According to the International Handbook of Health Literacy, there are several ways health professionals can help patients take adequate care of themselves.
One is feedback learning, a method of checking that the patient has understood the information provided. The person is asked to explain back what was said to him. The goal is to test the professional’s ability to explain the information, not the patient’s ability to understand it.
Furthermore, instead of providing more information at once, it is recommended to break the information into smaller and easier-to-understand units. Medical professionals are also encouraged to use plain language and images, as well as offer help with paperwork.
However, due to overload, doctors do not see themselves as people who will educate patients. Only one medical faculty in Croatia has communication as the subject.
That is why the proposed measures include improving the communication skills of doctors and other medical personnel towards patients; strengthening the role of pharmacists in the health literacy of citizens and the development of new and improvement of existing communication channels of public health institutions.
The guidelines also suggest better labelling of medical spaces to make it easier for patients to find certain medical services, as well as improving the labelling of health-harmful products and services and developing new ways of informing about health. In addition to the media, it is necessary to strengthen the role and mandate of the Institute for Public Health and School Medicine concerning the development of health literacy programs, based on insight into regional and local conditions and needs.

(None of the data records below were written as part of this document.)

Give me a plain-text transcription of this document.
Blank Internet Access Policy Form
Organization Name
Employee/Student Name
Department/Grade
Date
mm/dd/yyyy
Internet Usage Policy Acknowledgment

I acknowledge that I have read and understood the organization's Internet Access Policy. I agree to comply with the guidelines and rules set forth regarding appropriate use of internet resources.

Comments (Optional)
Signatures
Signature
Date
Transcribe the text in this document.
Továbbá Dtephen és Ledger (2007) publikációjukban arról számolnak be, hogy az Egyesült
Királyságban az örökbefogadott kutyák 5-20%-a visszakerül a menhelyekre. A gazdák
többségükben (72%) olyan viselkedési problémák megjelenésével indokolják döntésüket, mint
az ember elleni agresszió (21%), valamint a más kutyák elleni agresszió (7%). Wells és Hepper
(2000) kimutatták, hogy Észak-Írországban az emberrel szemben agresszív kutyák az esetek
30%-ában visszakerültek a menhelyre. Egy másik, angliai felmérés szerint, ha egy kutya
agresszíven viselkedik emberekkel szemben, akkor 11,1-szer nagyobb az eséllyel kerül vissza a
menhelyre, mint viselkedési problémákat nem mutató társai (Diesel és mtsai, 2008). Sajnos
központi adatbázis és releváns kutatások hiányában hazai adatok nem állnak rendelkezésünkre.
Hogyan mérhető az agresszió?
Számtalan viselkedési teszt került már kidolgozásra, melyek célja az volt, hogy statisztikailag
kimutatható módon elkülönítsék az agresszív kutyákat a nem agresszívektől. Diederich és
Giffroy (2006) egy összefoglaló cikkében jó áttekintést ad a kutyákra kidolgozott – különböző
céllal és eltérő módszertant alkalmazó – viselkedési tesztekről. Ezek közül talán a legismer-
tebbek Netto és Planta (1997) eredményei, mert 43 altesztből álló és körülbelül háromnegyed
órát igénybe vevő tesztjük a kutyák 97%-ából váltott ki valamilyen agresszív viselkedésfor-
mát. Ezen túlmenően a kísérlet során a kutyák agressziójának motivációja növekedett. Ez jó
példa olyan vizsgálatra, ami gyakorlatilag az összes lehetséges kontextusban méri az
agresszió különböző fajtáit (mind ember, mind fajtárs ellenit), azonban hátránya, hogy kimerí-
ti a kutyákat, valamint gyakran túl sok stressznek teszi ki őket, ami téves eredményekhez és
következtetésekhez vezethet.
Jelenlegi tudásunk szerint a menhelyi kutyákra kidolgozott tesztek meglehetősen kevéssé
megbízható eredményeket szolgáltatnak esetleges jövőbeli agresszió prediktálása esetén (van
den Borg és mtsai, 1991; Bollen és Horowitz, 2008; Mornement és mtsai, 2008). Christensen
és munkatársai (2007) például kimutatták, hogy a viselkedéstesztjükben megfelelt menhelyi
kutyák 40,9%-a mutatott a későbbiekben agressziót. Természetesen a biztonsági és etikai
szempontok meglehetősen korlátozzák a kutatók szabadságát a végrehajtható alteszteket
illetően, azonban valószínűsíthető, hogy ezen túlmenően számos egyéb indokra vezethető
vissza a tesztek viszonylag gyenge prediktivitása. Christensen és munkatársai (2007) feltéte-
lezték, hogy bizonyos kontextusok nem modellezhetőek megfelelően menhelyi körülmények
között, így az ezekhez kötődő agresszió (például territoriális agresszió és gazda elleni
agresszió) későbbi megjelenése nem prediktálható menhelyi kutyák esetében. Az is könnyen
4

It is also suggested to improve health literacy for vulnerable groups in the community, such as asylum seekers and Roma people.
The development of personal competencies of citizens for better finding, understanding, evaluating and using health information can be achieved by developing the critical thinking of young people and educating adults.
It is also recommended to encourage the development of the institutional framework, achieve better health literacy and monitor the effectiveness of future activities and record good practices, as well as repeat the measurement of the national level of health literacy.
Open drug discussions for patients
In addition to guidelines for health literacy, the observatory also made several recommendations, including those for drug policy. The public, that is, patients and their families, are completely excluded from the discussion on the inclusion of new drugs on the lists of the Croatian Institute for Health Insurance.
“Meetings of the Medicines Committee are not open to the public and there is no official mechanism for patients to contribute or receive any information about the process. The HZZO does not justify the inclusion of drugs on the lists at all, while the negatively evaluated proposals are argued with extremely short, templated explanations, from which it is not clear to the patients why a decision was made that the medicine is not financed from public funds”, the recommendations state.
Despite the significant increase in spending on medicines in the last ten years, which enabled great progress in the availability of new medicines to our patients, in 2021 only 35 of the 160 medicines registered with the European Medicines Agency from 2017 to 2020 were publicly financed in Croatia; many times less than in the more developed countries of Western Europe, but also significantly less than in most central European countries (Hungary, Czech Republic, Poland, etc.).
They point to Scotland as a positive example, which collects patient testimonials in the process of drug evaluation. The subject of formal statements prepared by patients includes the following: how the disease affects daily life, how well publicly funded drugs help patients manage their disease, whether the drug being evaluated would improve the patient’s quality of life, and how it would affect the patient’s family and those who provide them with care and whether the drug has any shortcomings compared to existing therapy.